On 7 February 1600, Elizabeth sent Charles Blount, then 8th Baron Mountjoy, to Ireland to replace Essex. A year later (during the time Essex was committed to the Tower) he petitioned Elizabeth to return to London, but she refused. He returned from Ireland in June of 1603 after her death. (His success in quashing the Irish rebellion earned him the title 1st Earl of Devonshire from James I.)
During this time in Ireland Devonshire could have sired Ruth, though there is no mention of that in Varlow's book or, indeed, anywhere else I've looked. Still, the presumptuousness of assuming his name (Blount) and his title (Devonshire) would not have been tolerated unless there were accepted facts on the ground to sustain the claim. For this reason alone I'm content (for now) to accept the fact that Charles Blount, 8th Baron Mountjoy and 1st Earl of Devonshire was the father of Ruth Blount/Devonshire.
Please contact me at tahneyhuiet@gmail.com and I will send you proof of this relationship from ancestry.com
Tahney, BB5517428 - a DNA relationship vía ancestry would not be meaningful.
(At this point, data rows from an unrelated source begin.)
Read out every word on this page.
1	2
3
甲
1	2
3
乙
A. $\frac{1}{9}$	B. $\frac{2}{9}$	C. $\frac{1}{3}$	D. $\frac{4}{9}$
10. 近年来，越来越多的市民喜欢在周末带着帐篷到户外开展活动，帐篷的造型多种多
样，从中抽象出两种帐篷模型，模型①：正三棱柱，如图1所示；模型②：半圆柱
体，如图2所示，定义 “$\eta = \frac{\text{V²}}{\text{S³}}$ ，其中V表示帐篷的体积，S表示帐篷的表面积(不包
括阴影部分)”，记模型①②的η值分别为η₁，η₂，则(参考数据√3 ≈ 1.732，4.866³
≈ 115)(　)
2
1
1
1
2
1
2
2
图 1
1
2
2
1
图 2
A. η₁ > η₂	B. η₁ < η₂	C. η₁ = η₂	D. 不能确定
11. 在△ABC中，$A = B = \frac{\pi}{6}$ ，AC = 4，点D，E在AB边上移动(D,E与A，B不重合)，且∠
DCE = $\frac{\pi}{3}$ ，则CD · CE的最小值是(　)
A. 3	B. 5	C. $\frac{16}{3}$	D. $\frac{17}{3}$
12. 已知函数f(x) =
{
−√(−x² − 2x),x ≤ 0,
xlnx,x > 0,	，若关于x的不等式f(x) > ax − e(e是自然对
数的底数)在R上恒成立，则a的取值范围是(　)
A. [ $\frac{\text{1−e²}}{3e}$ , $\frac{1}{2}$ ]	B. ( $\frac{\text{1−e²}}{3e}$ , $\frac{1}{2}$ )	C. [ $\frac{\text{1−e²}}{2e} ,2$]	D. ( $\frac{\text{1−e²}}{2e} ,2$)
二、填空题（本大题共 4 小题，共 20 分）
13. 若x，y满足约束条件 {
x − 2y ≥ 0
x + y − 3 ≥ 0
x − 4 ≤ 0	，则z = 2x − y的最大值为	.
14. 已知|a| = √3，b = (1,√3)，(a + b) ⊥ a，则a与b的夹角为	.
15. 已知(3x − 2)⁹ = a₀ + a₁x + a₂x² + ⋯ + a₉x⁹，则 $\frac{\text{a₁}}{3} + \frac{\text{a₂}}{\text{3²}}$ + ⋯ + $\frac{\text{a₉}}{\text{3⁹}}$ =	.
You’d need to conduct or participate in a fuller, peer reviewed and published study, backed up by record evidence.
This is whet you sent.
Tahney, BB5517428 I need to repeat.
Geni does not accept autosomnal genetic matches as evidence of historic ancestry, with the rare exceptions of specific studies published in peer reviewed journals or similar.
We offer atDNA matching from FamilyTree DNA accounts. It caps at (I think) 5 generations.
So, I cannot think of any way we’d be linking Ruth to Charles Blount without record evidence such as a Will. You may be able to purchase it from UK archives.